Leitor

Folheei-te.

Tenho os pés frios. Chove torrencialmente e eu estou sentada à lareira enquanto fumo um último cigarro. Estes dias trazem-me mais necessidades e ultimamente são mais que muitas. Enquanto decido mentalmente se pego no livro ou não, reparo na equidade de valores. Só não me agarro mais a ele porque não quero acabar de o ler. É tão delicioso porque ainda não lhe conheço o final e é isso que me desperta o desejo. A chuva continua a bater na janela e eu nem preciso de uma música melancólica para começar a divagar. Que tédio. Não gostei muito das primeiras páginas mas forçei-me a ler, porque ele veio parar-me às mãos por acaso e na vida os acasos não existem. Nem reparei na capa, cheio de desenhos entalados em palavras, sem nexo titular, não lhe entendi os nomes e só passei à frente. Os prefácios deixam-me enjoada, a sério, enjoada. Uma enxurrada de palavras bonitas enfeitadas com metáforas e elogios escondidos para captar o leitor, pois a mim só me deixa a pensar em que tenho que acender mais um cigarro. Mas foda-se, como tenho gostado do livro. E a cada página a mais é uma página a menos. Vou saboreando cada eloquência frásica, cada detalhe esfarrapado e inconsequentemente mal-entendido. Sabes porque é que gosto tanto de livros? Porque no meio de tanto mundo que existe, eu posso criar o meu. As personagens são minhas, a historia é minha e eu sinto que a cada livro lido conheço o meu final. Mas nunca é o meu final, porque a cada livro acabado segue-se mais um dia. E cada dia a mais é um dia a menos. Foda-se, tenho os pés tão frios e não resisto a calar este barulho incessante da chuva, talvez escolha uma música clássica, porque não? O momento está mesmo a pedir e se me meto em merdas românticas sei que me desfaço em lágrimas e já me chega o céu em prantos. Hmm, que melodia catastrófica. Agora reparo. Dou mais um bafo, os cigarros são poucos e estão a morrer no cinzeiro. Estaria eu só a falar dos livros? Estaria também a falar de ti? E será por isso que não me entrego como deveria? Porque, inconscientemente ou talvez não, saiba que assim que te acabar de ler, vais para a prateleira e nunca mais te pego. O desejo de te folhear agora é enorme porque não te sei o futuro, não sei o fim. E se quando te acabar de ler, descobrir que não eras o meu fim que procuro e que afinal existe mais um livro? Mais um dia? E cada dia a mais, é um dia a menos. 

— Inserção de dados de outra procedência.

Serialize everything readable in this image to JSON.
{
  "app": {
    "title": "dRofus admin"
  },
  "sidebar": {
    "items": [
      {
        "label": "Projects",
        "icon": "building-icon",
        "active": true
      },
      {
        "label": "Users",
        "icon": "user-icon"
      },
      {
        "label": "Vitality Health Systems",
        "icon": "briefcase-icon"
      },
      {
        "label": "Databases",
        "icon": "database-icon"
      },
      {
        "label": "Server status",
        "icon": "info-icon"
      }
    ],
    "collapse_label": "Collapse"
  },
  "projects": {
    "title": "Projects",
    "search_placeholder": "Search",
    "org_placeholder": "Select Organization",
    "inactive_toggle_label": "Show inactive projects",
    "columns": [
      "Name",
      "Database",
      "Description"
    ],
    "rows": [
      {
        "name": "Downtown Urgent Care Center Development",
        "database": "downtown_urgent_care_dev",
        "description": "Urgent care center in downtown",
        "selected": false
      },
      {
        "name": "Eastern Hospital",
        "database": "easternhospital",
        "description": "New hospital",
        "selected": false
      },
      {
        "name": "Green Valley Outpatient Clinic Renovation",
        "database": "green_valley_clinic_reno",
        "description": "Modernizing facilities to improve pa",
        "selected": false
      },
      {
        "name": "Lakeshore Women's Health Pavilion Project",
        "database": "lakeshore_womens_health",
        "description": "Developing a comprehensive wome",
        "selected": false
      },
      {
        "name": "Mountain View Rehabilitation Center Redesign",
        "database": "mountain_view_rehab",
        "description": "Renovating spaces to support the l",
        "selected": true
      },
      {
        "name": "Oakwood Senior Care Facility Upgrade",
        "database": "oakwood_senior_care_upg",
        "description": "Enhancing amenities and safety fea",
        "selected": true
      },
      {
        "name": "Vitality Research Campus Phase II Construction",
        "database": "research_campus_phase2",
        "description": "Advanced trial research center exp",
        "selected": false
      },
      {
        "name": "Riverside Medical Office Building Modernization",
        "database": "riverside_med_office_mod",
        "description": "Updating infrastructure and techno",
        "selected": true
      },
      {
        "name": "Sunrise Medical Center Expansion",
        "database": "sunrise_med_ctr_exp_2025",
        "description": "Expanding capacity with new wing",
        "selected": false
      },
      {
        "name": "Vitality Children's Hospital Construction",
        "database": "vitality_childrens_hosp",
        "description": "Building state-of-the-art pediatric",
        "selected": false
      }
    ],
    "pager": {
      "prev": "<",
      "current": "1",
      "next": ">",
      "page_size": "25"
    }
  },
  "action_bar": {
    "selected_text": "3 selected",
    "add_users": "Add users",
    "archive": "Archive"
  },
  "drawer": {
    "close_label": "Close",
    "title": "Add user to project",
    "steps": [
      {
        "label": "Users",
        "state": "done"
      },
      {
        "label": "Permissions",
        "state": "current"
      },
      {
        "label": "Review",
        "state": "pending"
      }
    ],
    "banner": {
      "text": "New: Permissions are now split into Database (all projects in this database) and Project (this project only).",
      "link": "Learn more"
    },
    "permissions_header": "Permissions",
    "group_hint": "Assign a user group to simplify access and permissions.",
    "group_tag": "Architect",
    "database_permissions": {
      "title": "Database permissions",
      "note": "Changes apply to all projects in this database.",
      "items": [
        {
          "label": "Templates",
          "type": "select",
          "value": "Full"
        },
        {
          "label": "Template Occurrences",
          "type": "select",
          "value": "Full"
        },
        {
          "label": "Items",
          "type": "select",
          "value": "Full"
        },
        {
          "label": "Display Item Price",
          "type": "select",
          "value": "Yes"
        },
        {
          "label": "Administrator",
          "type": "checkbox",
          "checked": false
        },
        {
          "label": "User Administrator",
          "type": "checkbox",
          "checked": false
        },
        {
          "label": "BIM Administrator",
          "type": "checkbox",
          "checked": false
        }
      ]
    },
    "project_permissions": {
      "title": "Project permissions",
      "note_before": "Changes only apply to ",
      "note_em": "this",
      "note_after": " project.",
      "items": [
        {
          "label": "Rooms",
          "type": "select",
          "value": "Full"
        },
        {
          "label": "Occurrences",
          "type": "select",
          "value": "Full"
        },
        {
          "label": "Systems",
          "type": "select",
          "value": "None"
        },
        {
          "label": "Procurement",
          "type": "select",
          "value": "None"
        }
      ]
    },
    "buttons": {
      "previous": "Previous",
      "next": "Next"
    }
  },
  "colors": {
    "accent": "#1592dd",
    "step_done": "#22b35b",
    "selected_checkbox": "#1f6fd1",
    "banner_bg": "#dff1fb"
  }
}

Desisto. Deito o cigarro pela janela e molho a minha mão. Que frio que está. Desligo a aparelhagem e vou dormir. O livro fica para amanhã, ou para depois. Não. Pego no livro e sem ver as palavras, arranco as últimas dez páginas e jogo para a lareira. Se não me encerram os dias pelo menos que me aqueçam os pés. Por enquanto fico satisfeita só por imaginar três mil fins diferentes. Sei que não me vou desiludir porque afinal, o fim vai ser o que eu escolher, sem perder dias a fio a imaginar o que poderia ter sido e não foi. Porque a cada dia a mais... É um dia a menos e eu quero saborear o que me resta pela frente.